Aboard every satellite of the Global Positioning System (GPS) is an incredibly precise atomic clock – a clock based on measuring the unchanging structure of atoms. By using timing and location signals from at least four satellites, a GPS user can pinpoint their exact location on Earth. However, these GPS signals are extremely weak, meaning interference with GPS signals is surprisingly easy to achieve. Rates of GPS signal spoofing and jamming are increasing, with critical infrastructure becoming increasingly affected.
By improving the performance of these clocks and reducing their form factor, the next generation of GPS can have higher accuracy with increased resilience to interference. Such atomic clocks also have the potential to allow accurate navigation without GPS entirely, at least for a time!
Dr Sarah Scholten’s research aims to make this reality.
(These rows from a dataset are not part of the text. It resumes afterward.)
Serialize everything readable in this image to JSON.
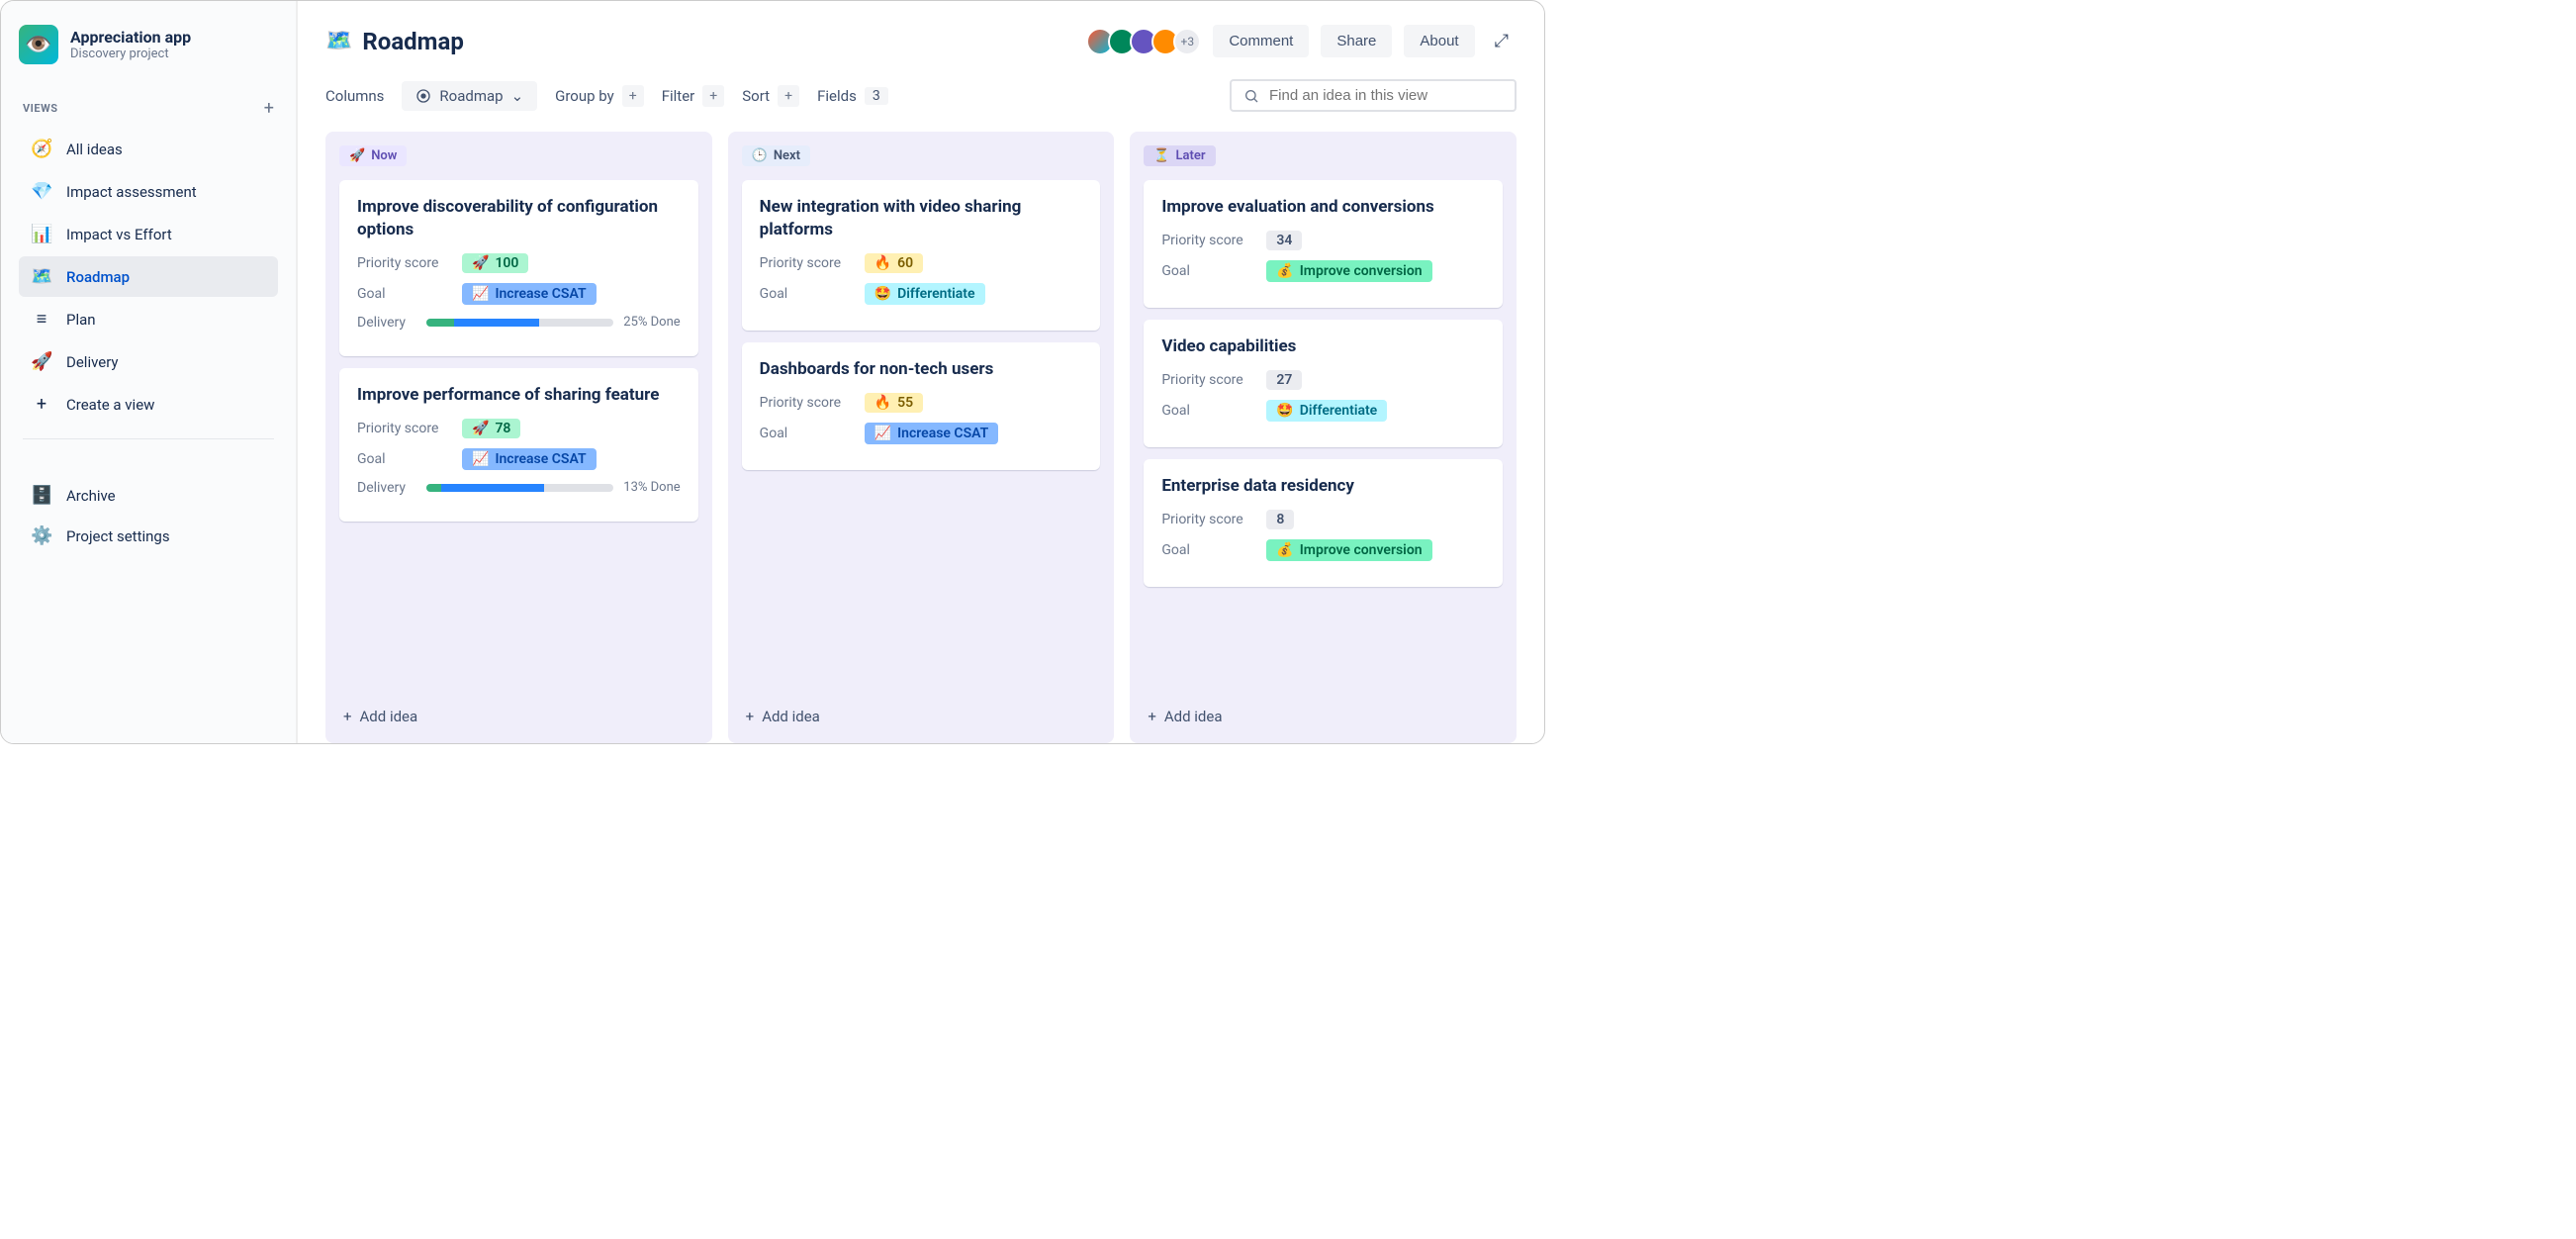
{
  "app": {
    "name": "Appreciation app",
    "subtitle": "Discovery project"
  },
  "sidebar": {
    "views_label": "VIEWS",
    "items": [
      {
        "icon": "🧭",
        "label": "All ideas"
      },
      {
        "icon": "💎",
        "label": "Impact assessment"
      },
      {
        "icon": "📊",
        "label": "Impact vs Effort"
      },
      {
        "icon": "🗺️",
        "label": "Roadmap"
      },
      {
        "icon": "≡",
        "label": "Plan"
      },
      {
        "icon": "🚀",
        "label": "Delivery"
      },
      {
        "icon": "+",
        "label": "Create a view"
      }
    ],
    "bottom": [
      {
        "label": "Archive"
      },
      {
        "label": "Project settings"
      }
    ]
  },
  "header": {
    "title_emoji": "🗺️",
    "title": "Roadmap",
    "avatar_more": "+3",
    "buttons": {
      "comment": "Comment",
      "share": "Share",
      "about": "About"
    }
  },
  "toolbar": {
    "columns": "Columns",
    "roadmap": "Roadmap",
    "groupby": "Group by",
    "filter": "Filter",
    "sort": "Sort",
    "fields": "Fields",
    "fields_count": "3",
    "search_placeholder": "Find an idea in this view"
  },
  "labels": {
    "priority": "Priority score",
    "goal": "Goal",
    "delivery": "Delivery",
    "add_idea": "Add idea"
  },
  "columns": [
    {
      "header_icon": "🚀",
      "header": "Now",
      "header_class": "hdr-now",
      "cards": [
        {
          "title": "Improve discoverability of configuration options",
          "score": "100",
          "score_class": "score-green",
          "score_icon": "🚀",
          "goal": "Increase CSAT",
          "goal_icon": "📈",
          "goal_class": "goal-blue",
          "delivery_pct": "25% Done",
          "pg_green": 15,
          "pg_blue": 45
        },
        {
          "title": "Improve performance of sharing feature",
          "score": "78",
          "score_class": "score-green",
          "score_icon": "🚀",
          "goal": "Increase CSAT",
          "goal_icon": "📈",
          "goal_class": "goal-blue",
          "delivery_pct": "13% Done",
          "pg_green": 8,
          "pg_blue": 55
        }
      ]
    },
    {
      "header_icon": "🕒",
      "header": "Next",
      "header_class": "hdr-next",
      "cards": [
        {
          "title": "New integration with video sharing platforms",
          "score": "60",
          "score_class": "score-yellow",
          "score_icon": "🔥",
          "goal": "Differentiate",
          "goal_icon": "🤩",
          "goal_class": "goal-teal"
        },
        {
          "title": "Dashboards for non-tech users",
          "score": "55",
          "score_class": "score-yellow",
          "score_icon": "🔥",
          "goal": "Increase CSAT",
          "goal_icon": "📈",
          "goal_class": "goal-blue"
        }
      ]
    },
    {
      "header_icon": "⏳",
      "header": "Later",
      "header_class": "hdr-later",
      "cards": [
        {
          "title": "Improve evaluation and conversions",
          "score": "34",
          "score_class": "score-gray",
          "goal": "Improve conversion",
          "goal_icon": "💰",
          "goal_class": "goal-green"
        },
        {
          "title": "Video capabilities",
          "score": "27",
          "score_class": "score-gray",
          "goal": "Differentiate",
          "goal_icon": "🤩",
          "goal_class": "goal-teal"
        },
        {
          "title": "Enterprise data residency",
          "score": "8",
          "score_class": "score-gray",
          "goal": "Improve conversion",
          "goal_icon": "💰",
          "goal_class": "goal-green"
        }
      ]
    }
  ]
}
By harnessing lasers to do this same measurement of atoms, the performance of this next generation of `optical atomic clocks’ can be hundreds to thousands of times better than those on the current GPS system.
Dr Scholten has not only developed such a clock, but has successfully demonstrated it outside of her laboratory, with the project’s commercial partner further developing this prototype for space launch later in 2025. Dr Scholten is now focused on improving the performance of this technology even further, while simultaneously refining the form factor, to make GPS interruption a thing of the past.